Question

Question #68096

Answer 1

`92.26% ->` regardless of the mass of the sample.

Explanation:

For starters, you know that a molecule of benzene, `"C"_6"H"_6`, contains

• six atoms of carbon, `6 xx "C"`
• six atoms of hydrogen, `6 xx "H"`

This implies that `1` mole of benzene will contain

• six moles of carbon, `6 xx "C"`
• six moles of hydrogen, `6 xx "H"`

Now, you know that benzene has a molar mass of `"78.11 g mol"^(-1)` , which implies that `1` mole of benzene has a mass of `"78.11 g"`.

You also know that carbon has a molar mass of `"12.011 g mol"^(-1)`, which tells you that `1` mole of carbon has a mass of `"12.011 g"`.

This means that if you take a sample of `"78.11 g"` of benzene, the equivalent of `1` mole of benzene, you know for a fact that it contains

`6 color(red)(cancel(color(black)("moles C"))) * "12.011 g"/(1color(red)(cancel(color(black)("mole C")))) = "72.066 g"`

of carbon. Now, it's important to realize that the percentage of carbon in benzene is the same regardless of the mass of the sample.

To find the percent composition of carbon in benzene, calculate the mass of carbon present in `"100 g"` of benzene.

`100 color(red)(cancel(color(black)("g C"_6"H"_6))) * "72.066 g C"/(78.11color(red)(cancel(color(black)("g C"_6"H"_6)))) = "92.26 g C"`

So, if every `"100 g"` of benzene contain `"92.26 g"` of carbon, you can say that benzene is

`color(darkgreen)(ul(color(black)("% composition C = 92.26%")))`

carbon. I'll leave the asnwer rounded to four sig figs.

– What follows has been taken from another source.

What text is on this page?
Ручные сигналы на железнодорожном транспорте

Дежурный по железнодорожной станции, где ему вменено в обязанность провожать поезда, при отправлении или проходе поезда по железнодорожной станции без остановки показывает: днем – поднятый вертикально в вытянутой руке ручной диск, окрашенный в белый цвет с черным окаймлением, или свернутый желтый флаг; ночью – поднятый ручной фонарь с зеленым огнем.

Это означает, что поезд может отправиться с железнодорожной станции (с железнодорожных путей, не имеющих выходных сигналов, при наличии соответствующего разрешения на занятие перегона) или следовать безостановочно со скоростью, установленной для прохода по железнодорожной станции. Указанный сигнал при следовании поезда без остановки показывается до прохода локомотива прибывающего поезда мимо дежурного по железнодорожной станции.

Consequently, can use the percent composition of benzene to calculate the mass of carbon present in your sample

`0.2 color(red)(cancel(color(black)("g C"_6"H"_6))) * "92.26 g C"/(100color(red)(cancel(color(black)("g C"_6"H"_6)))) = "0.18 g C"`

I'll leave this value rounded to four sig figs, but keep in mind that you only have one significant figure for the mass of benzene.